The charts above represent how DTW is calculated. If the series have lengths M and N, then there is an array of size M+1 x N+1. The value in cell (x,y) holds the total difference of the best alignment of series A up to its x^{th} value with series B up to its y^{th} value. So cell (M,N) is the comparison for the two series overall.

The simplest approach is to work through all possibilities, starting in the bottom left and aiming for the top right. In general, the comparison up to and including the pair (x,y) is the sum of:

- the difference between A[x] and B[y]
- the comparison following the best path up to (x,y)

There are three options for the last part, based on whether we are moving on from a previous pair to (x,y) by advancing through series A, series B, or both series. Or, in terms of the diagrams above, whether we are moving to a given cell by moving up, right, or diagonally up and right.

If A and B are small, it might be quick enough to simply compute all the chart, i.e. all possible pairings. However, as A and B get big, the number of pairings grows quickly. One approach to taming this is to set a limit on how far we are prepared to deviate from the diagonal line of the first diagram above towards the extreme case of the last diagram.

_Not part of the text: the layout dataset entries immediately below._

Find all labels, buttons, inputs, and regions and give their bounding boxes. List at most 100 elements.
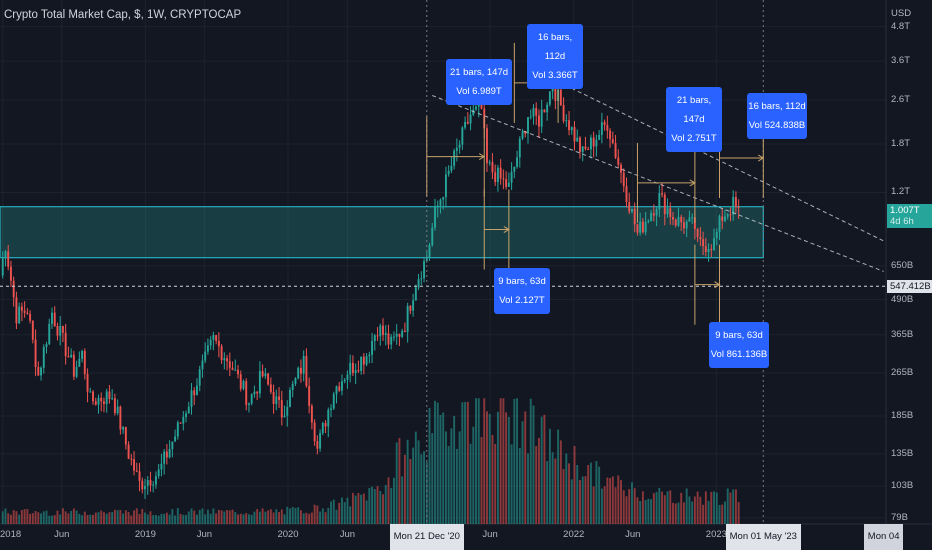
volume-bar <box>603 486 606 524</box>
candle-body <box>392 336 395 338</box>
candle-body <box>570 127 573 131</box>
volume-bar <box>220 510 223 524</box>
volume-bar <box>732 489 735 524</box>
candle-body <box>144 485 146 490</box>
time-tick: 2022 <box>563 529 585 540</box>
volume-bar <box>562 469 565 524</box>
candle-body <box>518 138 521 158</box>
volume-bar <box>464 401 467 524</box>
candle-body <box>168 448 171 458</box>
candle-body <box>625 186 628 203</box>
candle-body <box>721 216 724 221</box>
volume-bar <box>89 514 92 524</box>
candle-body <box>699 236 702 240</box>
candle-body <box>187 406 190 414</box>
volume-bar <box>581 476 584 524</box>
price-tick: 265B <box>891 367 914 379</box>
volume-bar <box>570 479 573 524</box>
candle-body <box>31 320 34 340</box>
volume-bar <box>130 515 133 524</box>
candle-body <box>387 333 390 345</box>
volume-bar <box>103 512 105 524</box>
candle-body <box>647 220 650 222</box>
volume-bar <box>330 501 332 524</box>
volume-bar <box>737 502 740 524</box>
candle-body <box>376 335 379 337</box>
volume-bar <box>152 515 155 524</box>
price-tick: 490B <box>891 293 914 305</box>
candle-body <box>617 157 620 165</box>
volume-bar <box>239 513 242 524</box>
volume-bar <box>122 513 125 524</box>
volume-bar <box>12 510 15 524</box>
volume-bar <box>354 495 357 524</box>
candle-body <box>532 107 535 117</box>
candle-body <box>373 335 376 342</box>
candle-body <box>261 371 264 377</box>
volume-bar <box>617 475 620 524</box>
candle-body <box>179 422 182 424</box>
volume-bar <box>48 515 51 524</box>
volume-bar <box>420 454 423 524</box>
candle-body <box>412 300 415 311</box>
support-zone <box>0 206 764 259</box>
volume-bar <box>406 439 409 524</box>
volume-bar <box>423 451 426 524</box>
time-tick: Jun <box>54 529 70 540</box>
volume-bar <box>61 508 64 524</box>
measure-bars: 21 bars, 147d <box>676 95 712 125</box>
candle-body <box>444 174 447 198</box>
candle-body <box>272 392 275 404</box>
volume-bar <box>53 515 56 524</box>
candle-body <box>543 109 546 113</box>
candle-body <box>704 246 707 252</box>
volume-bar <box>579 480 581 524</box>
volume-bar <box>196 514 198 524</box>
price-tick: 2.6T <box>891 93 911 105</box>
measure-volume: Vol 2.127T <box>499 295 545 306</box>
time-flag: Mon 04 <box>863 524 904 550</box>
volume-bar <box>365 500 368 524</box>
volume-bar <box>661 491 664 524</box>
candle-body <box>335 386 338 395</box>
volume-bar <box>537 437 540 524</box>
candle-body <box>258 371 261 394</box>
volume-bar <box>59 514 62 524</box>
candle-body <box>715 232 718 239</box>
volume-bar <box>450 428 453 524</box>
candle-body <box>521 131 524 139</box>
volume-bar <box>149 511 152 524</box>
candle-body <box>324 423 327 427</box>
volume-bar <box>480 437 483 524</box>
candle-body <box>15 297 18 324</box>
volume-bar <box>592 486 595 524</box>
candle-body <box>589 137 592 150</box>
candle-body <box>319 433 322 449</box>
candle-body <box>417 279 420 288</box>
volume-bar <box>78 513 81 524</box>
candle-body <box>321 423 324 434</box>
volume-bar <box>190 508 193 524</box>
volume-bar <box>206 509 209 524</box>
volume-bar <box>674 503 677 524</box>
candle-body <box>507 182 510 187</box>
volume-bar <box>228 510 231 524</box>
candle-body <box>469 114 472 124</box>
candle-body <box>502 178 505 180</box>
time-tick: Jun <box>482 529 498 540</box>
volume-bar <box>475 398 477 524</box>
volume-bar <box>584 476 587 524</box>
volume-bar <box>1 511 4 524</box>
candle-body <box>234 369 237 371</box>
volume-bar <box>680 492 683 524</box>
volume-bar <box>609 477 612 524</box>
measure-arrow <box>714 281 721 289</box>
volume-bar <box>373 489 376 524</box>
candle-body <box>663 194 666 215</box>
volume-bar <box>338 502 341 524</box>
volume-bar <box>160 513 163 524</box>
volume-bar <box>138 513 141 524</box>
time-flag: Mon 01 May '23 <box>725 524 801 550</box>
volume-bar <box>64 511 67 524</box>
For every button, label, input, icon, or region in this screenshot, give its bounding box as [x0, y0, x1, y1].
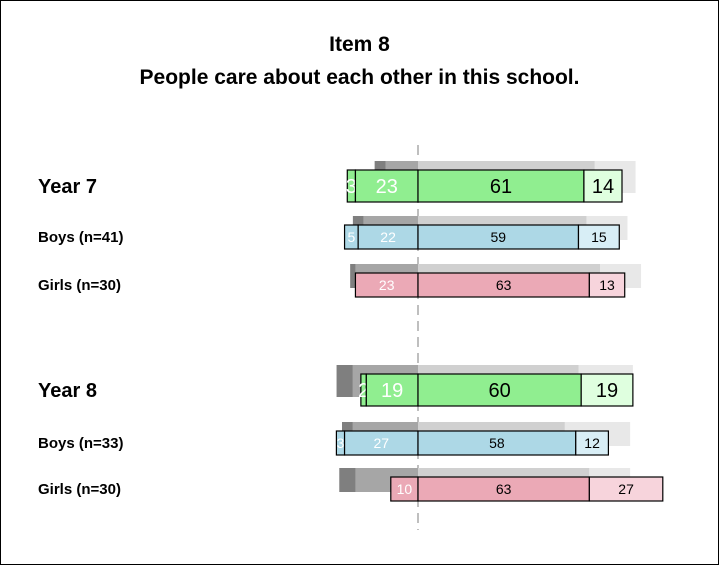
row-label: Girls (n=30) [38, 481, 121, 498]
bar-strongly-positive-label: 14 [592, 176, 614, 198]
bar-strongly-negative-label: 3 [337, 435, 345, 451]
bar-positive-label: 63 [496, 481, 512, 497]
group-label: Year 8 [38, 380, 97, 402]
bar-strongly-negative-label: 3 [346, 176, 357, 198]
bar-negative-label: 22 [380, 229, 396, 245]
bar-strongly-positive-label: 27 [618, 481, 634, 497]
bar-positive [417, 272, 590, 298]
bar-strongly-positive [577, 224, 620, 250]
bar-negative-label: 23 [379, 277, 395, 293]
shadow-bar-strongly-negative [336, 365, 353, 397]
bar-strongly-positive-label: 12 [584, 435, 600, 451]
bar-strongly-negative-label: 5 [347, 229, 355, 245]
bar-strongly-positive [588, 476, 664, 502]
bar-positive [417, 373, 582, 407]
bar-strongly-positive [575, 430, 610, 456]
chart-subtitle: People care about each other in this sch… [0, 66, 719, 90]
bar-negative [354, 272, 419, 298]
bar-positive [417, 169, 585, 203]
bar-positive-label: 61 [490, 176, 512, 198]
bar-negative [357, 224, 419, 250]
bar-strongly-positive [583, 169, 623, 203]
bar-negative [354, 169, 419, 203]
bar-strongly-positive [588, 272, 626, 298]
bar-strongly-positive-label: 19 [596, 380, 618, 402]
shadow-bar-strongly-negative [350, 264, 356, 288]
shadow-bar-strongly-negative [339, 468, 356, 492]
row-label: Boys (n=41) [38, 229, 123, 246]
bar-positive [417, 476, 590, 502]
bar-negative-label: 27 [373, 435, 389, 451]
chart-title: Item 8 [329, 33, 390, 56]
row-label: Girls (n=30) [38, 277, 121, 294]
bar-strongly-positive-label: 15 [591, 229, 607, 245]
bar-strongly-positive [580, 373, 634, 407]
bar-negative-label: 23 [376, 176, 398, 198]
row-label: Boys (n=33) [38, 435, 123, 452]
bar-negative-label: 19 [381, 380, 403, 402]
bar-positive-label: 60 [488, 380, 510, 402]
bar-positive-label: 63 [496, 277, 512, 293]
bar-positive-label: 58 [489, 435, 505, 451]
chart-subtitle-text: People care about each other in this sch… [139, 66, 580, 89]
bar-strongly-positive-label: 13 [599, 277, 615, 293]
bar-positive-label: 59 [490, 229, 506, 245]
bar-negative-label: 10 [397, 481, 413, 497]
group-label: Year 7 [38, 176, 97, 198]
bar-strongly-negative-label: 2 [358, 380, 369, 402]
bar-positive [417, 224, 580, 250]
bar-negative [343, 430, 419, 456]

Effectively we draw a thicker diagonal line (the pale green region in the chart below) around the one from the first diagram, which defines a set of values that we’re prepared to calculate and leave all other values uncalculated. The path of the best match can wiggle around the inner diagonal line a little, but not so much that it leaves the region of the thicker diagonal line.

There are more details that I’m skipping over, but are covered in articles that specialise in just DTW.

## HMM

A Hidden Markov Model or HMM is one way of generalising a finite state machine (FSM). (If you’re new to finite state machines, please look at my article on FSMs.)

In an FSM there are states, and the system is in one state at a time. When an input is received, this might cause the system to move to a new state. (This is possible only if there is a transition or arrow between the two states, where this transition is labelled with the relevant input.) If at the end of the series of inputs the state that the system is in is a member of the set of accepting states, the series of inputs is valid. If the inputs run out before the system is in an accepting state, the series of inputs is invalid.

An HMM is like an FSM in that:

- There are states and the system is in one state at a time;
- There are transitions between states;
- There is a set of messages (like the inputs of an FSM), sometimes called observations.

However, there are also two sets of probabilities:

- Each transition is labelled with a probability, that says how likely it is for the system to move along the transition to the new state;
- There is a probability linking each state with each possible input that says how likely that input is given the system is in that state.

This pair of probabilities allows for two dimensions of fuzziness:

- The sequence of states that the system goes through
- The series of messages that the system can handle while it passes through those states

The idea is that there’s a set of observations that you can see, that are linked to a state machine that you can’t (the HMM). The creation of the probabilities is non-trivial, and this is usually done by training the model on some training data. This is the most mathematically advanced of the three fuzzy matching algorithms in this article – for more details I suggest you look at articles elsewhere on HMMs.